Rabi Narayan Naik is an Indian politician and Minister of Rural Development, Panchayati Raj, Drinking Water in Government of Odisha. He is a Member of Odisha Legislative Assembly from Kuchinda assembly constituency of Sambalpur district.

He did his Higher Secondary Examination Certificate from the Council of Higher Secondary Education Odisha Bhubaneswar and graduated Kuchinda College Kuchinda in August 1991.

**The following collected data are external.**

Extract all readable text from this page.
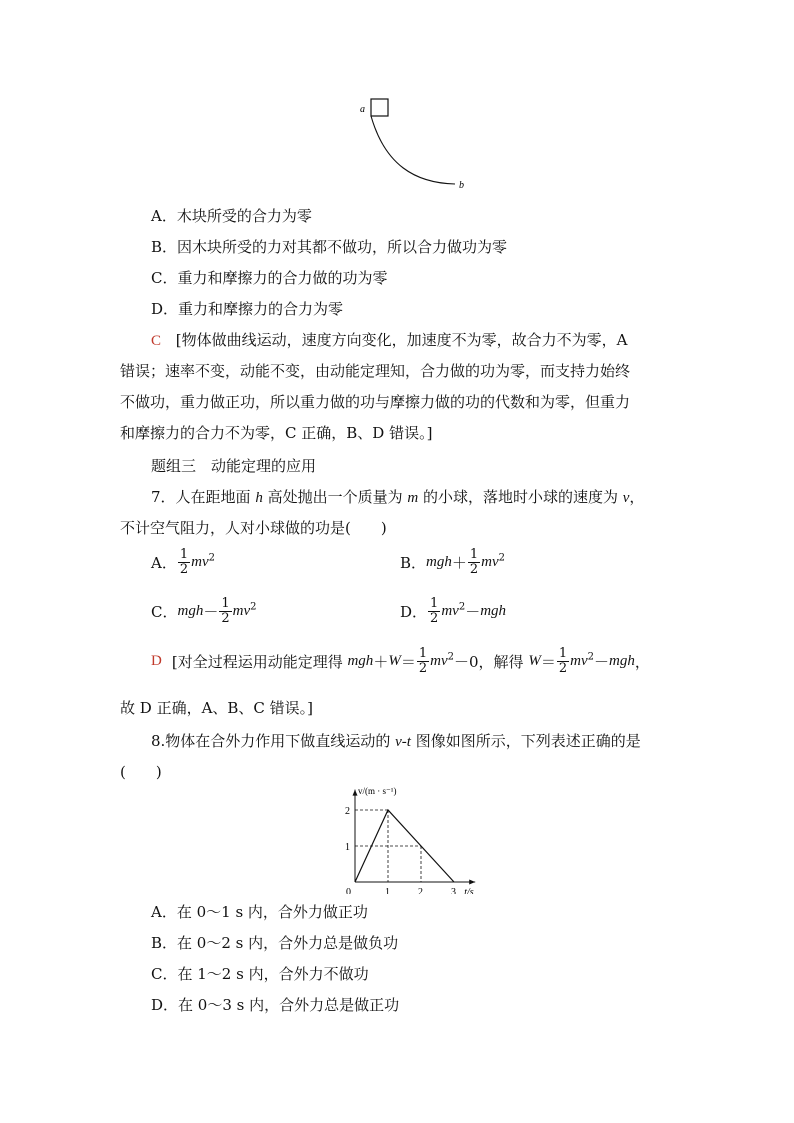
a
b
A．木块所受的合力为零
B．因木块所受的力对其都不做功，所以合力做功为零
C．重力和摩擦力的合力做的功为零
D．重力和摩擦力的合力为零
C [物体做曲线运动，速度方向变化，加速度不为零，故合力不为零，A
错误；速率不变，动能不变，由动能定理知，合力做的功为零，而支持力始终
不做功，重力做正功，所以重力做的功与摩擦力做的功的代数和为零，但重力
和摩擦力的合力不为零，C 正确，B、D 错误。]
题组三　动能定理的应用
7．人在距地面 h 高处抛出一个质量为 m 的小球，落地时小球的速度为 v，
不计空气阻力，人对小球做的功是(　　)
A． $\frac{1}{2} mv^2$	B．$mgh+ \frac{1}{2} mv^2$
C．$mgh- \frac{1}{2} mv^2$	D． $\frac{1}{2} mv^2-mgh$
D [对全过程运用动能定理得 $mgh+W= \frac{1}{2} mv^2-0$，解得 $W= \frac{1}{2} mv^2-mgh$，
故 D 正确，A、B、C 错误。]
8.物体在合外力作用下做直线运动的 v-t 图像如图所示，下列表述正确的是
(　　)
0	1	2	3
1
2
t/s
v/(m · s⁻¹)
A．在 0～1 s 内，合外力做正功
B．在 0～2 s 内，合外力总是做负功
C．在 1～2 s 内，合外力不做功
D．在 0～3 s 内，合外力总是做正功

On 12 June 2024, he took oath along with Chief Minister Mohan Charan Majhitook oath in Janata Maidan, Bhubaneswar. Governor Raghubar Das administered their oath. Prime Minister Narendra Modi, Home Minister Amit Shah, Defense Minister Rajnath Singh, along with Chief Ministers of 10 BJP-ruled states were present.